I'm trying to find a subset $\ A\ $ of $\ \mathbb{N}\ $ that disproves Erdős Conjecture on Arithmetic progressions.
If we instead write $\ A\ $ as a (strictly) increasing sequence of integers, $\ (x_n)_n.\ $ My question is, has it been proven that, if $\ y_n = x_{n+1} – x_n\ $ is non-decreasing, then $\ x_n\ $ cannot be a counter-example to Erdős Conjecture?
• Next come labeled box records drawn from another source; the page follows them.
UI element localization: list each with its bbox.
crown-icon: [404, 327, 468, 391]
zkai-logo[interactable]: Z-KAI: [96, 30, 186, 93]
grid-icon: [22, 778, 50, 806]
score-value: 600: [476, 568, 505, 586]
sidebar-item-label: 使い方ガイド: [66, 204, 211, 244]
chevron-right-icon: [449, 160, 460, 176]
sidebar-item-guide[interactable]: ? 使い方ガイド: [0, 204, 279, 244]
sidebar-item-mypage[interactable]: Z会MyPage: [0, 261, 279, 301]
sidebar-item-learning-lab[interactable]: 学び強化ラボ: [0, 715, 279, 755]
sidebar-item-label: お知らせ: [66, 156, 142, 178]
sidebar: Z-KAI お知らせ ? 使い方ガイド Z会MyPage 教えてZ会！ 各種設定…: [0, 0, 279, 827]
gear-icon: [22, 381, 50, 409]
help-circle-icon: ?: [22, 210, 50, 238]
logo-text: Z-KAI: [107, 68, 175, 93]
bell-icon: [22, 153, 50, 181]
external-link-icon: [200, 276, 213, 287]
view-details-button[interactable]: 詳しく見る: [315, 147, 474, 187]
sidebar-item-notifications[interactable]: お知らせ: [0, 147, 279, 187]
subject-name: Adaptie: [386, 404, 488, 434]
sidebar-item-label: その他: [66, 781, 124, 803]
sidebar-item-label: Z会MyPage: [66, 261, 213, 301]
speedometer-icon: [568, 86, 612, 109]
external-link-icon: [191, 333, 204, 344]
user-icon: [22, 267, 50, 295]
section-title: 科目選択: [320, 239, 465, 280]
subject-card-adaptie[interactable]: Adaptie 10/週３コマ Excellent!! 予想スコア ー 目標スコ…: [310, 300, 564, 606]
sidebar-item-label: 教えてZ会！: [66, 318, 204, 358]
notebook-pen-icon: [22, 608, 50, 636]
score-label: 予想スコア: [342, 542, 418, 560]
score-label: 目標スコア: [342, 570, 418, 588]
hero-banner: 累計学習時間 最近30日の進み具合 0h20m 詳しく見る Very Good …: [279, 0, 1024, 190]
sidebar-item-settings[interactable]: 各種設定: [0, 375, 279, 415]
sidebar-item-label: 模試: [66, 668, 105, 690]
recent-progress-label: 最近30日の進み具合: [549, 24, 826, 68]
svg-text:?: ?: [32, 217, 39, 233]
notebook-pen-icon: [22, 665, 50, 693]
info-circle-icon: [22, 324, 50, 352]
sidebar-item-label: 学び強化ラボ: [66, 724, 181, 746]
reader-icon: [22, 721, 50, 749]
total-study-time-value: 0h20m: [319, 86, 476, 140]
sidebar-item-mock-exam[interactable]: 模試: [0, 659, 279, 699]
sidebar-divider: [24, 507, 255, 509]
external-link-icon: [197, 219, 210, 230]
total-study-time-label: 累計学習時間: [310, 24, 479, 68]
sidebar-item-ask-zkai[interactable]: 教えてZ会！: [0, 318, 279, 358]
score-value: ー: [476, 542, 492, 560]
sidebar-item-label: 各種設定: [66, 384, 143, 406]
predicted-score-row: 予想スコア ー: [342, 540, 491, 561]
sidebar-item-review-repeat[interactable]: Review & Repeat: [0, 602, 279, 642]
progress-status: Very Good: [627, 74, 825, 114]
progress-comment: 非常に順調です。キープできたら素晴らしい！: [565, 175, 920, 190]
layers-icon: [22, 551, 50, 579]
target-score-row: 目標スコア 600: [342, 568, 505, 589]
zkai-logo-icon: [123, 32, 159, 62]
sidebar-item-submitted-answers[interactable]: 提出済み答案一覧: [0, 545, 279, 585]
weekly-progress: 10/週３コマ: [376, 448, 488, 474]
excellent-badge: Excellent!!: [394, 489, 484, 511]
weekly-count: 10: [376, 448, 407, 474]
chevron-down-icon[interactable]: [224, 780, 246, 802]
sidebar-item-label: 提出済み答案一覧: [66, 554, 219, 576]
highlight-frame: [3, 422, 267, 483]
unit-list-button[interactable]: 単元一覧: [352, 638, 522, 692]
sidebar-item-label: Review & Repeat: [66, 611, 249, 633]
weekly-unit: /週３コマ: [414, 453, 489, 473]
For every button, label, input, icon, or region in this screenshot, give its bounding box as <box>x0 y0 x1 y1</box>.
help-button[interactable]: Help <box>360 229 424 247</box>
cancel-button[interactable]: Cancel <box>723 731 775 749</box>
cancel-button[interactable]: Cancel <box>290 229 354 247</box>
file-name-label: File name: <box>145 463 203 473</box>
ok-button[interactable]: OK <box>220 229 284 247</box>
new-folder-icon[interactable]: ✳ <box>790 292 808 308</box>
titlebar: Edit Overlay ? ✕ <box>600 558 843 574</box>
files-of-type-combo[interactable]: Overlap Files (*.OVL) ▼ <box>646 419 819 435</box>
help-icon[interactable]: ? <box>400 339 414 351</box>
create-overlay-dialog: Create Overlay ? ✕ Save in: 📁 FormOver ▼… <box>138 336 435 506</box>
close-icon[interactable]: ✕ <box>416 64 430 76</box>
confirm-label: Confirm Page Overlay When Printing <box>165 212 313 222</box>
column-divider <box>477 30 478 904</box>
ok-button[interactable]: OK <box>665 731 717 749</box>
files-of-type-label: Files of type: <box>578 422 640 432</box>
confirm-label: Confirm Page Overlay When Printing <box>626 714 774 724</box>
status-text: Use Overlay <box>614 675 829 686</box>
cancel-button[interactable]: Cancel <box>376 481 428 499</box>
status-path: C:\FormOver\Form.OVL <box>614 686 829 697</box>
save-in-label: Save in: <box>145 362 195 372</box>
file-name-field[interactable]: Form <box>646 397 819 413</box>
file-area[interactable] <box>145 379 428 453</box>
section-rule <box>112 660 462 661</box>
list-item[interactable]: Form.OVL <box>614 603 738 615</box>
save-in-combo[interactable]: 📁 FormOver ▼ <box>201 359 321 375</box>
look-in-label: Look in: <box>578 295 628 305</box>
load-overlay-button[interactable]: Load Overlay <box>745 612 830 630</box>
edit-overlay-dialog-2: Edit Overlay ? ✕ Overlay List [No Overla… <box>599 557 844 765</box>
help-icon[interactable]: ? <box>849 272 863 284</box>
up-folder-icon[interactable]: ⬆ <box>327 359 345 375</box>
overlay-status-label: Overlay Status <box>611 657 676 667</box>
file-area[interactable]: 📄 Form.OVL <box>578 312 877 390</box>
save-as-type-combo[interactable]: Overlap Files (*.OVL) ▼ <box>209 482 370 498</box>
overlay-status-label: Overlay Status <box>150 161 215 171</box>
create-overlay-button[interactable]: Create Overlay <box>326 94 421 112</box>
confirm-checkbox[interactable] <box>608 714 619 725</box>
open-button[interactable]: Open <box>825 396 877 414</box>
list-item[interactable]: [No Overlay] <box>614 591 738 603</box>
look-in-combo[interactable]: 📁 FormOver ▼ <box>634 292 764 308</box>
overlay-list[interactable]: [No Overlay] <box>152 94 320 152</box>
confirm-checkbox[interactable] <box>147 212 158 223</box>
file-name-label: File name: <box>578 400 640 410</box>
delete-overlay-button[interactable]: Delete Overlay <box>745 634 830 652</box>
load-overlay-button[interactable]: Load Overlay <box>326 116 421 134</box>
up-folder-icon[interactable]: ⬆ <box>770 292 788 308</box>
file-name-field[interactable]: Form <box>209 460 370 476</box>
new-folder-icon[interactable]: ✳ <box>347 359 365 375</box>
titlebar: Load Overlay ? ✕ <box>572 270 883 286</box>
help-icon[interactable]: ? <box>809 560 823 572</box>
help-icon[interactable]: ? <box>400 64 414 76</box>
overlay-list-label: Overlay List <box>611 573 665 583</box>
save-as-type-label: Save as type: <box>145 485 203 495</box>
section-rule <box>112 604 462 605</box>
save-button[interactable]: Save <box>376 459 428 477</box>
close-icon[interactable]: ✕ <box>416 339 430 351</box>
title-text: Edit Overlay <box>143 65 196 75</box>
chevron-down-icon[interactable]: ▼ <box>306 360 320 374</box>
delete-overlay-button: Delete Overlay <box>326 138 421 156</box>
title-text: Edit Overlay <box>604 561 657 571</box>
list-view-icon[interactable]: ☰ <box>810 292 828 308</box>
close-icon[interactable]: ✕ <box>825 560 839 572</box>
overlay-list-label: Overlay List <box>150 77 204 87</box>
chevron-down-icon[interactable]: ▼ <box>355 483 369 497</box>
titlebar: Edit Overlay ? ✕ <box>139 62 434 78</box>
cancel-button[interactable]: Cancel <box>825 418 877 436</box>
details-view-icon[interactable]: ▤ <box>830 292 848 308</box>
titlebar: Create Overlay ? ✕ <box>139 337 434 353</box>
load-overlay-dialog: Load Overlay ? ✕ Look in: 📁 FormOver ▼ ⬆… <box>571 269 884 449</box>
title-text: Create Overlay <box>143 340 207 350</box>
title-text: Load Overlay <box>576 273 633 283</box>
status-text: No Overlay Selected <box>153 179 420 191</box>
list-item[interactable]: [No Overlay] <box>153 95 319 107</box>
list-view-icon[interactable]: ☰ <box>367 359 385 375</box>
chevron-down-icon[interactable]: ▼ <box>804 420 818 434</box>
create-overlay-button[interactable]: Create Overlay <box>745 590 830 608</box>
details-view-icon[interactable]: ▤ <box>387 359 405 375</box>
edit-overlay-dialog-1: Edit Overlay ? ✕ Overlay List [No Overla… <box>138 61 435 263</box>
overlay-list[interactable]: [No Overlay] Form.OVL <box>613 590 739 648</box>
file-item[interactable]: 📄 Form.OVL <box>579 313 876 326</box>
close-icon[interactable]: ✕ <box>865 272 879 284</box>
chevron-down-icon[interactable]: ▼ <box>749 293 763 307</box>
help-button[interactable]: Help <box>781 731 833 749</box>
In particular, I was thinking about such sequences with the further property that there are infinitely many $\ n\in\mathbb{N}\ $ such that $\ x_n \geq 2 x_{n-1},\ $ because then at least we can be sure that these $\ x_n\ $ do not make arithmetic progressions of length three with any two $\ x_{k_1},\ x_{k_2} \ $ if $\ k_1,k_2 < n.$
I cannot think of how to disprove that such sequences (with or without the further property) can be both a "large set", and also have a maximum length arithmetic progression, but maybe there is a relatively simple proof, possibly using the pigeonhole principle, or maybe this hasn't been proven yet?
Best Answer
If $y_n$ is increasing, $y_n\geq n+y_0$ for all $n$, so $x_n\geq \frac{n(n-1)}{2}+ny_0 + x_0$.
$x_n$ is of quadratic growth, so the sum of reciprocals converges, thus it can't be a counter-example.
If $y_n$ is only non-decreasing, we need to have a constant $c$ that bounds the number of consecutive identical values, otherwise, we would get arbitrarily long constant sequences of $y$ values, so arbitrarily long arithmetic progressions of $x$ values.
We have: $$x_{n+c} = \sum_{k=0}^{c-1} y_{n+k} + x_n \geq cy_{n} + x_n$$
Let $w_n = x_{cn}$.
$$w_{n+1} = x_{cn+c} \geq cy_{cn} + x_{cn} = cy_{cn} + w_n$$
But $y_{cn}$ must be strictly increasing, so we get that the sum of the reciprocals of $(x_{cn})_n$ is converging.
We have: $$\sum_{n=0}^{+\infty} \frac{1}{x_n} \leq \sum_{n=0}^{+\infty} \frac{1}{x_{c\left\lceil \frac{n}{c} \right\rceil}} = c\sum_{k=1}^{+\infty}\frac{1}{x_{ck}}$$ Hence the convergence.